Noch gehört das Areal dem Kanton. Aber die Stadt besitzt Land östlich der Altstadt, auf dem der Kanton gerne die Erweiterung der Universität bauen würde. Ein Landabtausch bietet sich an.

Verstehen die St. GallerInnen, was hier möglich wäre? Ein städtisches Quartier, autofrei, fünf Minuten zu Fuss vom Bahnhof, Wohnen und Arbeiten vernetzt, Kinderhort und Altenpflege integriert, mit einem Quartierkühlraum für Lebensmittel direkt von Höfen aus der Region, mit Sauna und Schwimmbecken auf dem Dach, wilden Ecken und Gemüsebeeten, Quartiercafé und öffentlicher Reparaturwerkstatt? Eine Blockrandbebauung mit einem grossen grünen Innenhof? Oder drei elegante Hochhäuser mit Sonnenuntergangsblick, der Rest des Areals frei? Auf öffentlichem Boden müsste die Bebauung auch keine Rendite abwerfen.

«Das wäre schön», sagt Martin Boesch. «Aber ich war acht Jahre in der Liegenschaftskommission. Die erste Frage war immer: Wie ist die Rendite?» Klar, meint Boesch, die Stadt könnte einen Teil ihrer Liegenschaften als nicht rentabel definieren. «Aber das will fast niemand. Das ist eine bürgerliche Stadt, vergessen Sie das nicht.»

Er hat recht: St. Gallen ist keine gute Stadt, um über Sachzwänge hinauszudenken. Das wird auch an einem der Podien zur Abstimmung klar. Dieses ist vom «St. Galler Tagblatt» organisiert worden – das Publikum erscheint zahlreich, wohl auch angelockt von den offerierten Bratwürsten. Der Tenor der Bürgerlichen auf dem Podium ist klar: Dass der Verkehr immer weiter zunimmt, ist ein Naturgesetz. Die wirklichen Naturgesetze, die ihm dabei in die Quere kommen – der Klimawandel, die begrenzten Ölvorräte – gehen vergessen, auch die anwesenden SozialdemokratInnen und Grünen erwähnen sie kaum.

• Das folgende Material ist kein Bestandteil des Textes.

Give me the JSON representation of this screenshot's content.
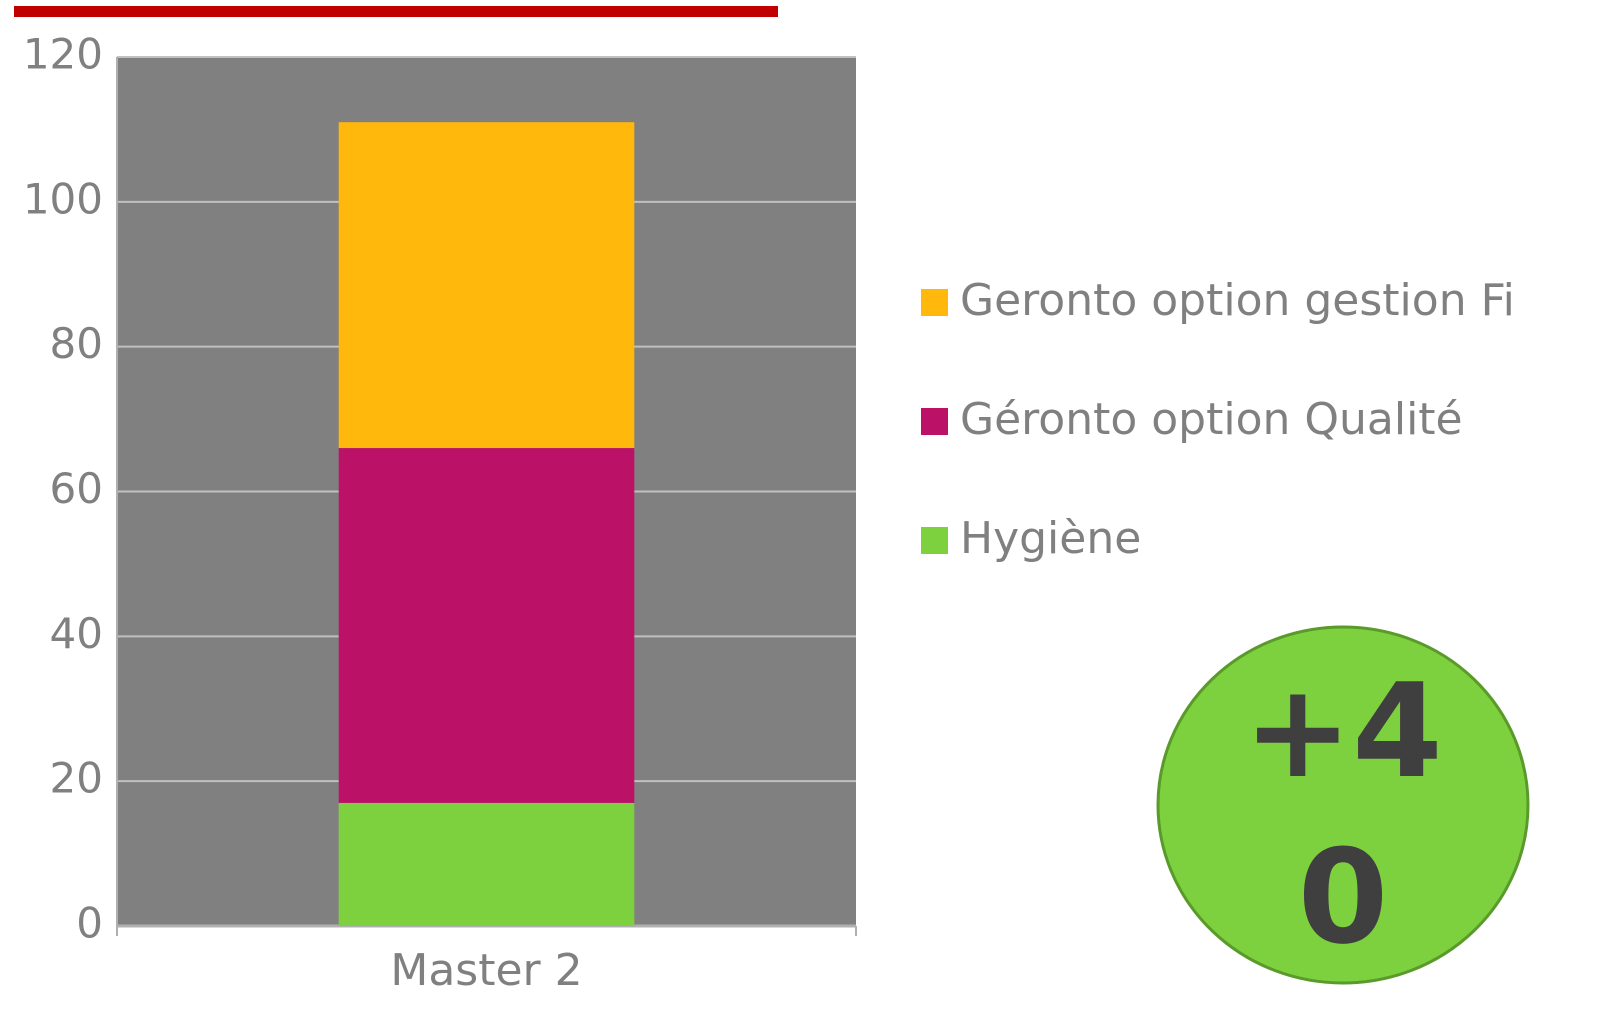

«Stellen Sie sich vor, alle Autos, die heute auf der Stadtautobahn sind, würden durch die Innenstadt fahren – unmöglich!», ruft Stadtpräsident Thomas Scheitlin (FDP). Natürlich ist das unmöglich – wer in der Innenstadt permanent im Stau stünde, käme vielleicht auf die Idee, intelligentere Verkehrsmittel zu benutzen.

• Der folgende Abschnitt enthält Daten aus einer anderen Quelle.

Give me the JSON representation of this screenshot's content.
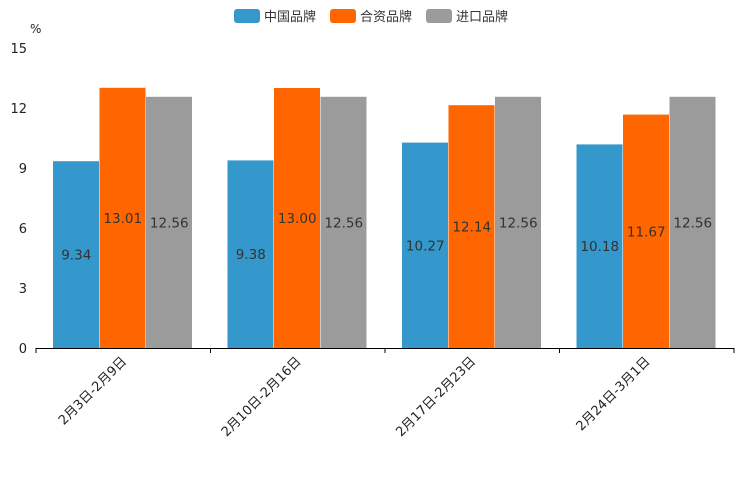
{
  "chart_data": {
    "type": "bar",
    "unit": "%",
    "categories": [
      "2月3日-2月9日",
      "2月10日-2月16日",
      "2月17日-2月23日",
      "2月24日-3月1日"
    ],
    "series": [
      {
        "name": "中国品牌",
        "color": "#3498cc",
        "values": [
          9.34,
          9.38,
          10.27,
          10.18
        ],
        "labels": [
          "9.34",
          "9.38",
          "10.27",
          "10.18"
        ]
      },
      {
        "name": "合资品牌",
        "color": "#ff6600",
        "values": [
          13.01,
          13.0,
          12.14,
          11.67
        ],
        "labels": [
          "13.01",
          "13.00",
          "12.14",
          "11.67"
        ]
      },
      {
        "name": "进口品牌",
        "color": "#9b9b9b",
        "values": [
          12.56,
          12.56,
          12.56,
          12.56
        ],
        "labels": [
          "12.56",
          "12.56",
          "12.56",
          "12.56"
        ]
      }
    ],
    "ylim": [
      0,
      15
    ],
    "yticks": [
      "0",
      "3",
      "6",
      "9",
      "12",
      "15"
    ],
    "grid": false,
    "legend": "top-center"
  }
}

Aber hier steht die Stadt schlecht da: Der Anteil des motorisierten Individualverkehrs liegt bei 38 Prozent, ein Spitzenplatz unter den sechs grössten Deutschschweizer Städten. Nur ein Drittel der Haushalte ist autofrei – in Bern, Basel und Zürich sind es die Hälfte oder mehr. St. Gallen hat auch am meisten Strassenkilometer pro Quadratkilometer und gemeinsam mit Luzern am meisten Autos pro tausend EinwohnerInnen.

Die Kosten kommen später

Gemeinden können nicht über Nationalstrassen abstimmen, das ist auch in St. Gallen so. Die Güterbahnhofinitiative kann den Autobahnanschluss nicht direkt verhindern, sie verlangt nur von der Stadt, sich für einen Verzicht einzusetzen. Das wäre dennoch, wie die Bürgerlichen befürchten und die InitiantInnen hoffen, «ein deutliches Zeichen nach Bern».

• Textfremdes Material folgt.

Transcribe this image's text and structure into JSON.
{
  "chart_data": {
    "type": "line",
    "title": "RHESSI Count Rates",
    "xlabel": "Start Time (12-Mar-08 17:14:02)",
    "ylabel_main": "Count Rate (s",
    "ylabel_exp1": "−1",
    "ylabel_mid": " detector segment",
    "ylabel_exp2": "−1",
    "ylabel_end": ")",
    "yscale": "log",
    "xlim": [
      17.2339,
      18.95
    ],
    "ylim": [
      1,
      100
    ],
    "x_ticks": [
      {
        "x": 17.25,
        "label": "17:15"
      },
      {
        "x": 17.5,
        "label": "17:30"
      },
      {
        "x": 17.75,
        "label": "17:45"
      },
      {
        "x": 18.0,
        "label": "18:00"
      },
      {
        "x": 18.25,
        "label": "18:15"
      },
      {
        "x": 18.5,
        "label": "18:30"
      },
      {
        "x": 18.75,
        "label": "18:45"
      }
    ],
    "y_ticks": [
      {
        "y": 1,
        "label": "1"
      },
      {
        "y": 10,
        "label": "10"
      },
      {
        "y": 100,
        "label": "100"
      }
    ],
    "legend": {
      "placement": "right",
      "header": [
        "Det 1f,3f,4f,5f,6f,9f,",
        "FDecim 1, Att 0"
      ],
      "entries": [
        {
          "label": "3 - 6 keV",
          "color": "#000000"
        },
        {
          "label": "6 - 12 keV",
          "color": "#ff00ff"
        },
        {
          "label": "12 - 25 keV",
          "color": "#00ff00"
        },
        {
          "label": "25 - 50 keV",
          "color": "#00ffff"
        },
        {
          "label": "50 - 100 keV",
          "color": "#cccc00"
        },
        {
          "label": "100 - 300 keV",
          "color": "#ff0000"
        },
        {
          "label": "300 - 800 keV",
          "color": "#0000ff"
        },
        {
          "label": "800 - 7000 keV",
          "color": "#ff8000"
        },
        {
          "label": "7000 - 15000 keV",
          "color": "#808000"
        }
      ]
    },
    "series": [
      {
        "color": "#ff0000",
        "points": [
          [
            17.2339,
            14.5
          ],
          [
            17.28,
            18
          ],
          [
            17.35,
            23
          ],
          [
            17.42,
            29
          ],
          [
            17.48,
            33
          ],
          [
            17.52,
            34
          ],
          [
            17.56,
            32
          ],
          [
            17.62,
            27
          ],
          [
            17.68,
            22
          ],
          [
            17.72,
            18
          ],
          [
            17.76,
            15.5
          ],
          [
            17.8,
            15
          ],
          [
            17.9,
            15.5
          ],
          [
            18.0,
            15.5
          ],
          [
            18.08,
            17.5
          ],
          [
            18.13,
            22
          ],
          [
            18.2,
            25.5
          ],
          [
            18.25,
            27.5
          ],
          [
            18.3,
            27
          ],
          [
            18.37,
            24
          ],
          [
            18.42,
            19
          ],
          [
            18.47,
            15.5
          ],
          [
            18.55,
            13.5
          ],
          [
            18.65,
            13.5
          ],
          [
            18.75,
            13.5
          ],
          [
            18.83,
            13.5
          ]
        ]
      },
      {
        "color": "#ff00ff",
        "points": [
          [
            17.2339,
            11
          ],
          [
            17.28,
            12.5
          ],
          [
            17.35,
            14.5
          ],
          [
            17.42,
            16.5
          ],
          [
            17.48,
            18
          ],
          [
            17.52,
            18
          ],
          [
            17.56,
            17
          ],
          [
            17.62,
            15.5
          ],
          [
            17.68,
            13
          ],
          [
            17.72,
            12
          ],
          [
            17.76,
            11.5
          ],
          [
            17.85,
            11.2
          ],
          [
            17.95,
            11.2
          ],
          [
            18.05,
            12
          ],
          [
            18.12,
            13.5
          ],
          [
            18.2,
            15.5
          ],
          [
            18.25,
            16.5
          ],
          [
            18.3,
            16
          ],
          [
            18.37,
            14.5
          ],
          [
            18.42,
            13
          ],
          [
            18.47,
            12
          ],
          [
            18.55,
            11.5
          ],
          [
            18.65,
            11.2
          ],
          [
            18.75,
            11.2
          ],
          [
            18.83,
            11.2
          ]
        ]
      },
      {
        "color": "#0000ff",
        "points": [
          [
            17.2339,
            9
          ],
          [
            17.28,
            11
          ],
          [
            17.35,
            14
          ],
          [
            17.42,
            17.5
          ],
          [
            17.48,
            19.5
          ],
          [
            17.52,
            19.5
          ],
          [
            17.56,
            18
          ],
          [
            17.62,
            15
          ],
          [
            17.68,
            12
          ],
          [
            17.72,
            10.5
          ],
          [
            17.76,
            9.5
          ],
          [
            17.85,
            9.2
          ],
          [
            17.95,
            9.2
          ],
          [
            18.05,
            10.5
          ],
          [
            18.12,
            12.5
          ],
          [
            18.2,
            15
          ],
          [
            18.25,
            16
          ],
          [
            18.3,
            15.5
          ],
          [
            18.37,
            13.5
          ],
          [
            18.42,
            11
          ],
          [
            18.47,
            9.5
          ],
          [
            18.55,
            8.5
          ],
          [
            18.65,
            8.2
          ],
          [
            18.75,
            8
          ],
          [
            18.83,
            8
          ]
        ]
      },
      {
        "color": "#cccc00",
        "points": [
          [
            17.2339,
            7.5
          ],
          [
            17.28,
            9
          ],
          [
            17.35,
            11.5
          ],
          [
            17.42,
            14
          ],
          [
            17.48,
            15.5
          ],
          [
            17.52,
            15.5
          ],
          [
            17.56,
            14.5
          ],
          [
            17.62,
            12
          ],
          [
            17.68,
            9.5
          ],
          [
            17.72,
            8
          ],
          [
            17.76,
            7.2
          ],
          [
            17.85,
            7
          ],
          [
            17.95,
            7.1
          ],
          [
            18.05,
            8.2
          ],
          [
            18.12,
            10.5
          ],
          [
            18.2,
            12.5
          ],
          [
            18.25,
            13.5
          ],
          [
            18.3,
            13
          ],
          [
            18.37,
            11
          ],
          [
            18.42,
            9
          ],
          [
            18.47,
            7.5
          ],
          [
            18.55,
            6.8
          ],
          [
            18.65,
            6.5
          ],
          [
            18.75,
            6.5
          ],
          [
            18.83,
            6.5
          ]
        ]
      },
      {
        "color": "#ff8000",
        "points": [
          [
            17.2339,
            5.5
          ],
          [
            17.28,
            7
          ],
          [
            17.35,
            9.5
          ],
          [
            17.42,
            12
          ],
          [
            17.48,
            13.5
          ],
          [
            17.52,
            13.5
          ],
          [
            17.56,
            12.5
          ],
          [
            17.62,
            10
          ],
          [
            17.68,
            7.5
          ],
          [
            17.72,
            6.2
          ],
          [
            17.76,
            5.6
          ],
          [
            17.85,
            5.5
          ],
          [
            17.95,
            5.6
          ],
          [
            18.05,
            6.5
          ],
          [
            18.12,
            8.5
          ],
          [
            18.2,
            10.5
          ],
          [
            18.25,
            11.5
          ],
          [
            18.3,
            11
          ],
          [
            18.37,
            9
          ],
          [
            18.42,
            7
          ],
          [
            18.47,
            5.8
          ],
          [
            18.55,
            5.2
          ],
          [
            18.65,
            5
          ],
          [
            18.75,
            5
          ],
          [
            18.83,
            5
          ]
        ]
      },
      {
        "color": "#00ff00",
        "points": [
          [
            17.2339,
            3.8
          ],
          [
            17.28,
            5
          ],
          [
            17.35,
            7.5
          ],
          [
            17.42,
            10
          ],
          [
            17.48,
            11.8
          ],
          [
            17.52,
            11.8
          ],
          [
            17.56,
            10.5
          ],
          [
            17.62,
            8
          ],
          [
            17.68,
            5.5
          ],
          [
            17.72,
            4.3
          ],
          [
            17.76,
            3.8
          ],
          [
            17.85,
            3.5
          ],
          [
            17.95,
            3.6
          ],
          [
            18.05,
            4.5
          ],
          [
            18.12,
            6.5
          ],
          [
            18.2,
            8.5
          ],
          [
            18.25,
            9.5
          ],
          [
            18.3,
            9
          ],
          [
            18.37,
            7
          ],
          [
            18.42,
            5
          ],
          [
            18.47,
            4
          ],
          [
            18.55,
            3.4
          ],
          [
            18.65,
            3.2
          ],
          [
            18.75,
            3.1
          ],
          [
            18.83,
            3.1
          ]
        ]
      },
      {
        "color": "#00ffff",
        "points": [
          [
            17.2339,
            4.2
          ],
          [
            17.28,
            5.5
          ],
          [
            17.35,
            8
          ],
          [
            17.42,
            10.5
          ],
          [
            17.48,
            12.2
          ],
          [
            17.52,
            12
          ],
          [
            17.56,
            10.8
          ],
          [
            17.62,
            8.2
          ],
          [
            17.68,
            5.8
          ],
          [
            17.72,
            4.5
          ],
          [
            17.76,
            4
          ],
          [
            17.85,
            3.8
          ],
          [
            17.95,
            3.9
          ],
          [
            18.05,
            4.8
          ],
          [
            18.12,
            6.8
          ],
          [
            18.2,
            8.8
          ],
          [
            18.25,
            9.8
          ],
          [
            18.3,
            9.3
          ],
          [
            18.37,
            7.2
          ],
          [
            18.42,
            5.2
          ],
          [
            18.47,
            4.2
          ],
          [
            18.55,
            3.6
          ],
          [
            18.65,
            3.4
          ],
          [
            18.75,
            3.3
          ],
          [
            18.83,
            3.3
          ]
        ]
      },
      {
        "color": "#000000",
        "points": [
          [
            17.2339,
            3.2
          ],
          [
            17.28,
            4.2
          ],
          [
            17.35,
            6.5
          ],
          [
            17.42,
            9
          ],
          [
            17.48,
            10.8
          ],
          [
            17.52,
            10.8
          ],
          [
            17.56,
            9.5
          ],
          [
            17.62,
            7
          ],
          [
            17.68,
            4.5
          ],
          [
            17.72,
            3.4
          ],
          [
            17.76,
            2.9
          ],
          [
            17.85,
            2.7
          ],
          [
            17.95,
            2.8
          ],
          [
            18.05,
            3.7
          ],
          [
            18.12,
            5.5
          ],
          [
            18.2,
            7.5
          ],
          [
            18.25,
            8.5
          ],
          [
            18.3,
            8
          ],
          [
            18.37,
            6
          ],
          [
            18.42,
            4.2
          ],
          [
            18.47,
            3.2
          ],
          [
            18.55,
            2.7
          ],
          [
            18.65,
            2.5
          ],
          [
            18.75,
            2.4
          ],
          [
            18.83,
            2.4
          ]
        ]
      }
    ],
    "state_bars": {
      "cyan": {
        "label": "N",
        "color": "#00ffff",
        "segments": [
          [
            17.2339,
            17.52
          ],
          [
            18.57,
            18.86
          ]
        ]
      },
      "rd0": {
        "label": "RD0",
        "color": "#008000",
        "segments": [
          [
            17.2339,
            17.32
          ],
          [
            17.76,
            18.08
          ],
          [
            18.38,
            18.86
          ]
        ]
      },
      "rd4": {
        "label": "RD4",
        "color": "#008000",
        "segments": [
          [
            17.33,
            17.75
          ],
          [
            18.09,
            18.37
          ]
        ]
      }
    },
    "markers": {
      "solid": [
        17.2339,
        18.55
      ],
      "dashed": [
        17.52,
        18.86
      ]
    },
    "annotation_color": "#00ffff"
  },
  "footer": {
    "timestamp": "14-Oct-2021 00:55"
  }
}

Durch den Untergrund (grosse Ansicht der Karte). Karte: WOZ

Aber auch falls die Initiative abgelehnt wird, kommt die «Teilspange» nicht unbedingt. Denn der Bund wird sie im Gegensatz zur dritten Rosenbergtunnelröhre kaum allein finanzieren. Kanton und Stadt werden sich beteiligen müssen. Es wird also weitere Abstimmungen geben. «Und je konkreter es wird», weiss Martin Boesch, «desto eher sind die Leute dagegen.»